Replay Influence on Hyper-Threading
The major goal of the Hyper-Threading technology is to increase the efficiency of the computational resources usage due to the fact that two threads do not share any dependent data and one of the threads can use those resources that are not occupied by the second thread, especially when the latter is idle. It usually takes processors quite a lot of time to wait for the data to arrive from RAM, so this is when the resources can be idling for quite a while. So, why not let the other threads use them up, if they are not waiting for any data from the system RAM?
As we have already described above, if a command is looping in the replay system for a long time, it may cause unjustified waste of the computational resources. For instance, if the data is not in the L1 and L2 caches, the chain of commands will have to make tens and maybe hundreds of loops in the replay system, occupying the computational resources for nothing while waiting for the data to arrive from the main memory. If NetBurst processor is single-threaded, then waiting for the data from the RAM will hardly cause any serious performance issues in the replay system, because the CPU will anyway have to wait for this data thus losing hundreds of clock cycles (the processing stops until the data arrives).

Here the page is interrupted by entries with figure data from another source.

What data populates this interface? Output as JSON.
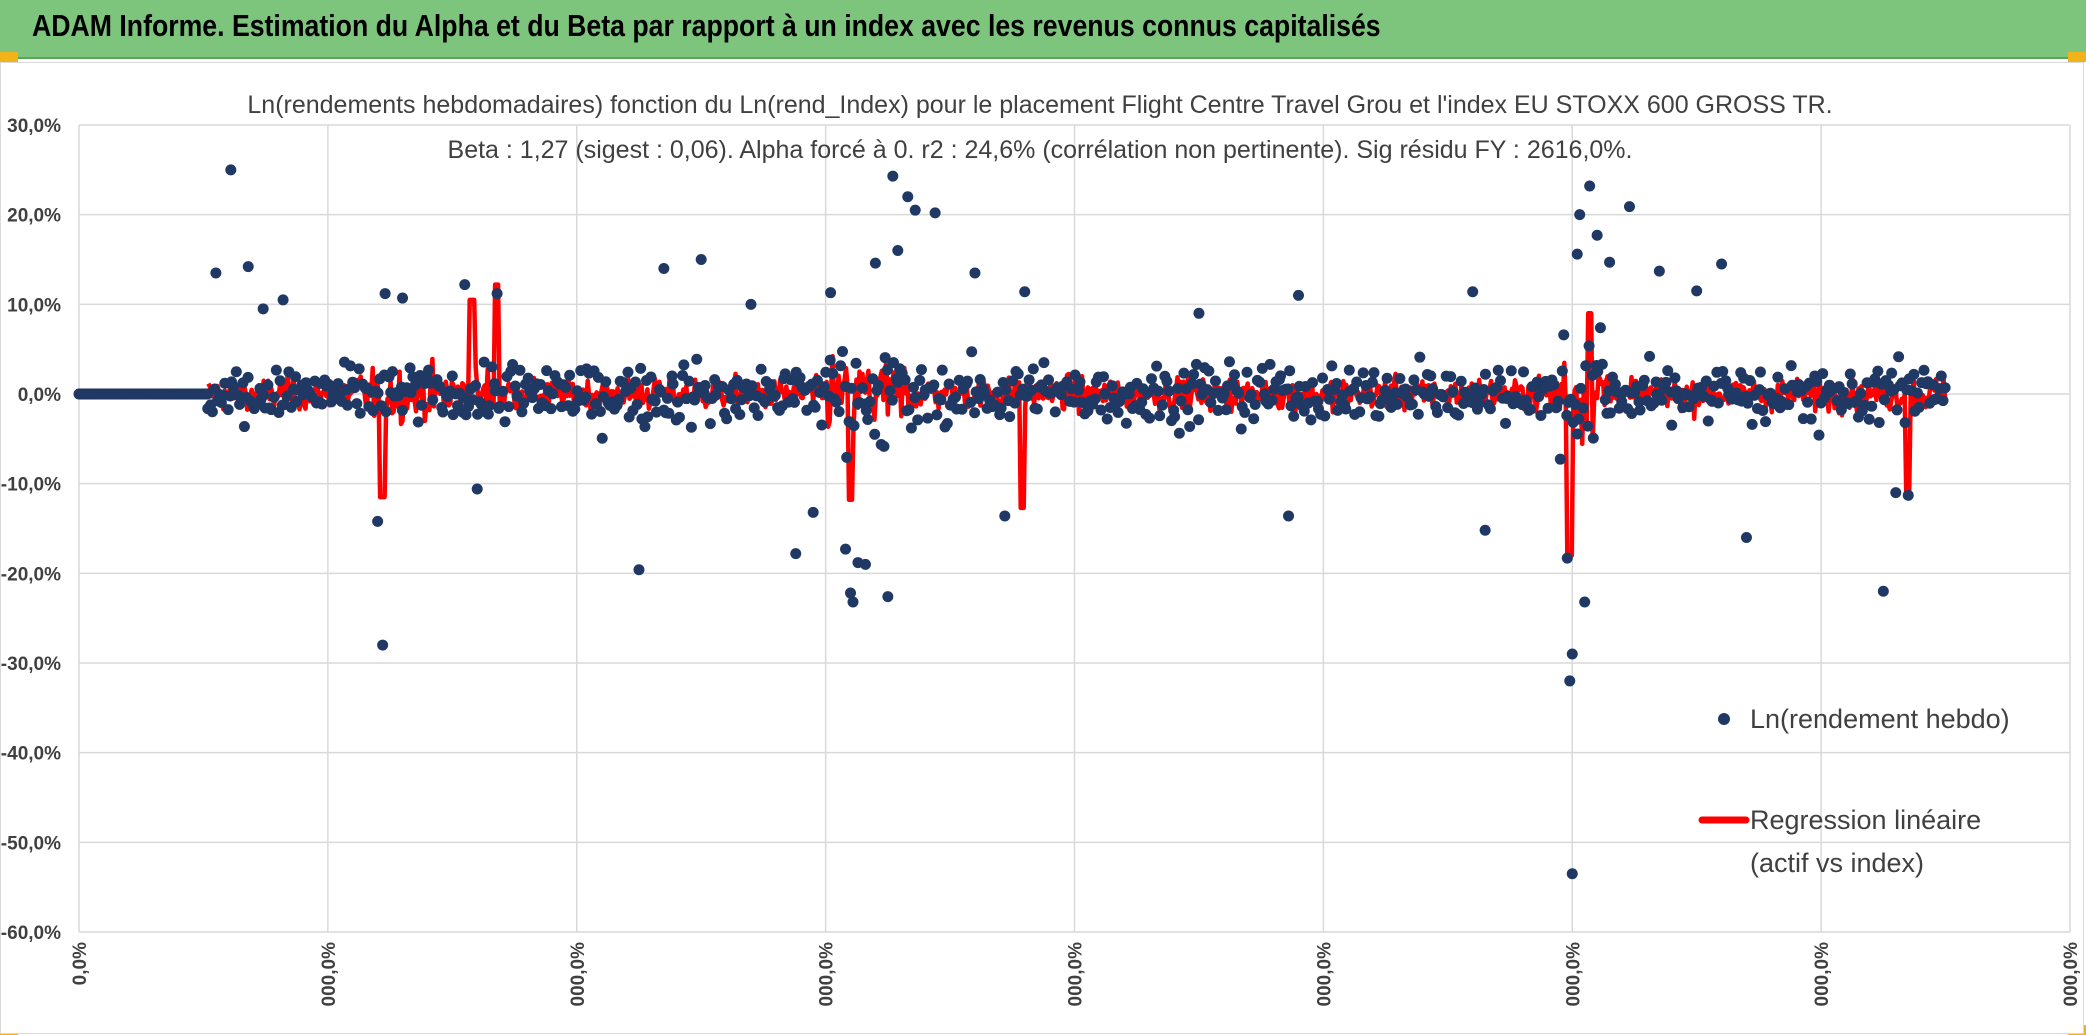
{
  "header": {
    "title": "ADAM Informe. Estimation du Alpha et du Beta par rapport à un index avec les revenus connus capitalisés"
  },
  "colors": {
    "banner": "#7dc57d",
    "points": "#203864",
    "regression": "#ff0000",
    "grid": "#d9d9d9"
  },
  "chart_data": {
    "type": "scatter",
    "title_line1": "Ln(rendements hebdomadaires) fonction du Ln(rend_Index) pour le placement Flight Centre Travel Grou et l'index EU STOXX 600 GROSS TR.",
    "title_line2": "Beta : 1,27 (sigest : 0,06). Alpha forcé à 0. r2 : 24,6% (corrélation non pertinente). Sig résidu FY : 2616,0%.",
    "ylim": [
      -60,
      30
    ],
    "y_ticks": [
      "30,0%",
      "20,0%",
      "10,0%",
      "0,0%",
      "-10,0%",
      "-20,0%",
      "-30,0%",
      "-40,0%",
      "-50,0%",
      "-60,0%"
    ],
    "x_ticks": [
      "0,0%",
      "000,0%",
      "000,0%",
      "000,0%",
      "000,0%",
      "000,0%",
      "000,0%",
      "000,0%",
      "000,0%"
    ],
    "x_range": [
      0,
      8
    ],
    "series": [
      {
        "name": "Ln(rendement hebdo)",
        "kind": "points"
      },
      {
        "name": "Regression linéaire",
        "name_line2": "(actif vs index)",
        "kind": "line"
      }
    ],
    "outliers": [
      [
        0.61,
        25.0
      ],
      [
        0.55,
        13.5
      ],
      [
        0.68,
        14.2
      ],
      [
        0.74,
        9.5
      ],
      [
        0.82,
        10.5
      ],
      [
        1.2,
        -14.2
      ],
      [
        1.22,
        -28.0
      ],
      [
        1.23,
        11.2
      ],
      [
        1.3,
        10.7
      ],
      [
        1.55,
        12.2
      ],
      [
        1.6,
        -10.6
      ],
      [
        1.68,
        11.2
      ],
      [
        2.25,
        -19.6
      ],
      [
        2.35,
        14.0
      ],
      [
        2.5,
        15.0
      ],
      [
        2.7,
        10.0
      ],
      [
        2.88,
        -17.8
      ],
      [
        2.95,
        -13.2
      ],
      [
        3.02,
        11.3
      ],
      [
        3.08,
        -17.3
      ],
      [
        3.1,
        -22.2
      ],
      [
        3.11,
        -23.2
      ],
      [
        3.13,
        -18.8
      ],
      [
        3.16,
        -19.0
      ],
      [
        3.2,
        14.6
      ],
      [
        3.25,
        -22.6
      ],
      [
        3.27,
        24.3
      ],
      [
        3.29,
        16.0
      ],
      [
        3.33,
        22.0
      ],
      [
        3.36,
        20.5
      ],
      [
        3.44,
        20.2
      ],
      [
        3.6,
        13.5
      ],
      [
        3.72,
        -13.6
      ],
      [
        3.8,
        11.4
      ],
      [
        4.5,
        9.0
      ],
      [
        4.86,
        -13.6
      ],
      [
        4.9,
        11.0
      ],
      [
        5.6,
        11.4
      ],
      [
        5.65,
        -15.2
      ],
      [
        5.98,
        -18.3
      ],
      [
        5.99,
        -32.0
      ],
      [
        6.0,
        -29.0
      ],
      [
        6.02,
        15.6
      ],
      [
        6.03,
        20.0
      ],
      [
        6.05,
        -23.2
      ],
      [
        6.07,
        23.2
      ],
      [
        6.1,
        17.7
      ],
      [
        6.15,
        14.7
      ],
      [
        6.23,
        20.9
      ],
      [
        6.35,
        13.7
      ],
      [
        6.5,
        11.5
      ],
      [
        6.6,
        14.5
      ],
      [
        6.7,
        -16.0
      ],
      [
        6.0,
        -53.5
      ],
      [
        7.25,
        -22.0
      ],
      [
        7.35,
        -11.3
      ],
      [
        7.3,
        -11.0
      ]
    ]
  }
}
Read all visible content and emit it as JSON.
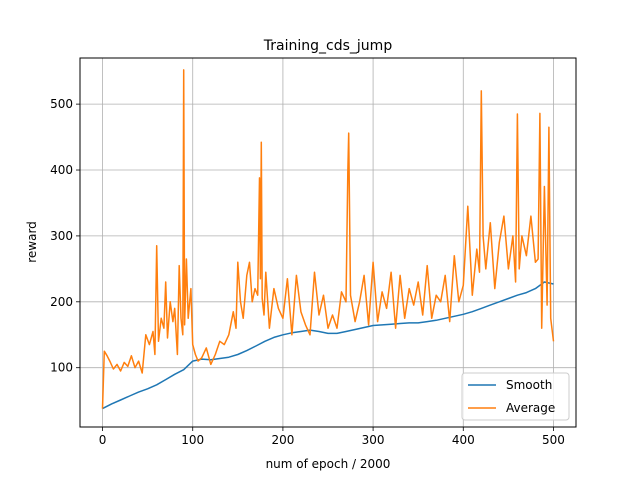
{
  "chart_data": {
    "type": "line",
    "title": "Training_cds_jump",
    "xlabel": "num of epoch / 2000",
    "ylabel": "reward",
    "xlim": [
      -25,
      525
    ],
    "ylim": [
      10,
      570
    ],
    "xticks": [
      0,
      100,
      200,
      300,
      400,
      500
    ],
    "yticks": [
      100,
      200,
      300,
      400,
      500
    ],
    "grid": true,
    "legend_position": "bottom-right",
    "series": [
      {
        "name": "Smooth",
        "color": "#1f77b4",
        "x": [
          0,
          10,
          20,
          30,
          40,
          50,
          60,
          70,
          80,
          90,
          100,
          110,
          120,
          130,
          140,
          150,
          160,
          170,
          180,
          190,
          200,
          210,
          220,
          230,
          240,
          250,
          260,
          270,
          280,
          290,
          300,
          310,
          320,
          330,
          340,
          350,
          360,
          370,
          380,
          390,
          400,
          410,
          420,
          430,
          440,
          450,
          460,
          470,
          480,
          490,
          500
        ],
        "values": [
          38,
          45,
          51,
          57,
          63,
          68,
          74,
          82,
          90,
          97,
          110,
          113,
          112,
          114,
          116,
          120,
          126,
          133,
          140,
          146,
          150,
          153,
          155,
          157,
          155,
          152,
          152,
          155,
          158,
          161,
          164,
          165,
          166,
          167,
          168,
          168,
          170,
          172,
          175,
          178,
          181,
          185,
          190,
          195,
          200,
          205,
          210,
          214,
          220,
          230,
          227
        ]
      },
      {
        "name": "Average",
        "color": "#ff7f0e",
        "x": [
          0,
          2,
          5,
          8,
          12,
          16,
          20,
          24,
          28,
          32,
          36,
          40,
          44,
          48,
          52,
          56,
          58,
          60,
          62,
          65,
          68,
          70,
          72,
          75,
          78,
          80,
          83,
          85,
          87,
          89,
          90,
          91,
          93,
          95,
          98,
          100,
          103,
          106,
          110,
          115,
          120,
          125,
          130,
          135,
          140,
          145,
          148,
          150,
          153,
          156,
          160,
          163,
          166,
          169,
          172,
          174,
          175,
          176,
          177,
          179,
          181,
          185,
          190,
          195,
          200,
          205,
          210,
          215,
          220,
          225,
          230,
          235,
          240,
          245,
          250,
          255,
          260,
          265,
          270,
          272,
          273,
          275,
          280,
          285,
          290,
          295,
          300,
          305,
          310,
          315,
          320,
          325,
          330,
          335,
          340,
          345,
          350,
          355,
          360,
          365,
          370,
          375,
          380,
          385,
          390,
          395,
          400,
          405,
          410,
          415,
          418,
          420,
          422,
          425,
          430,
          435,
          440,
          445,
          450,
          455,
          458,
          460,
          462,
          465,
          470,
          475,
          480,
          483,
          485,
          487,
          490,
          493,
          495,
          497,
          500
        ],
        "values": [
          38,
          125,
          118,
          110,
          98,
          105,
          95,
          108,
          102,
          118,
          100,
          110,
          92,
          150,
          135,
          155,
          120,
          285,
          140,
          175,
          160,
          230,
          145,
          200,
          170,
          190,
          120,
          255,
          175,
          150,
          552,
          165,
          265,
          175,
          220,
          135,
          120,
          110,
          115,
          130,
          105,
          120,
          140,
          135,
          150,
          185,
          160,
          260,
          200,
          175,
          240,
          260,
          200,
          220,
          210,
          388,
          235,
          442,
          205,
          180,
          245,
          160,
          220,
          190,
          175,
          235,
          150,
          240,
          185,
          165,
          150,
          245,
          180,
          210,
          160,
          180,
          160,
          215,
          200,
          395,
          456,
          210,
          170,
          200,
          240,
          165,
          260,
          170,
          215,
          190,
          245,
          160,
          240,
          175,
          220,
          195,
          230,
          180,
          255,
          175,
          210,
          200,
          240,
          170,
          270,
          200,
          225,
          345,
          210,
          280,
          245,
          520,
          300,
          250,
          320,
          220,
          290,
          330,
          250,
          300,
          230,
          485,
          250,
          300,
          270,
          330,
          260,
          265,
          486,
          160,
          375,
          195,
          465,
          175,
          140
        ]
      }
    ]
  }
}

In this case the work of additional processor unit will have more effect on the processor heat dissipation rather than performance :) But when there are two simultaneously processed threads, the inefficient use of the computational resources by one of the threads in the replay system simply cannot remain unnoticed for the performance of the other. I dare suppose that the more often the thread requests data absent in the L1 and L2 caches, the more resources the replay system will eat up while waiting for the data to be delivered.
We decided to check if this theory is true. We wrote a program where one thread had a long chain of data dependent commands and requests data from the system memory at random addresses all the time, while the other thread simply carries out the calculations in the registers hardly addressing the memory at all. Both threads execute the same type of commands (AND) on the same FastALU0. The main goal of this experiment was to check how the performance of the second thread not working with the memory is going to change depending on the location of the data requested by the second thread: L1 cache, L2 cache or system RAM. The results of our tests for Pentium 4 Northwood processor are given on Pic.10.
Pic.10: Replay influence on Hyper-Threading (Northwood CPU).
On the picture above (Pic.10) you can see the dependence of the second thread performance (Thread 2) on the size of the data buffer of the first thread (Thread 1), which requests data at pseudo-random addresses.
The results are more than illustrative. While one thread is waiting for the data to arrive from the memory, it slows down the processing speed of the second thread (>35% compared with the situation when the data is expected from L1 cache). The thread expecting the data from RAM occupies the resources even more during the wait period than it would during the regular execution when the data is available in L1 cache. The situation with HT is aggravated by the fact that the two threads share the L1 and L2 caches capacity, which makes the efficient size of the cache memory for each thread twice as small. This in its turn means that the amount of cache misses increases, and so does the number of replay cases. And this means in its turn that the performance of both threads lowers. Replay could be one of the reasons why enabled HT may turn out harmful for the performance in certain tasks.
Now that we figured out what’s happening with the results Pentium 4 on Northwood core demonstrates, we decided to test a Pentium 4 processor on the new Prescott core, especially since Intel claimed that they had enhanced HT technology there. The results of the tests didn’t disappoint us (see the influence of the number of cache-misses and replay cases of one thread on the performance of the other):
Pic.11: Replay influence on Hyper-Threading (Prescott CPU).
The influence of the replay system on the performance not just got smaller: it turned completely different. Firstly, the thread performance is now always higher if HT technology is enabled. Secondly, if the data is not in the L1 and L2 caches, the performance of the second thread turns out somewhat higher than in case the data is available in the L2 cache.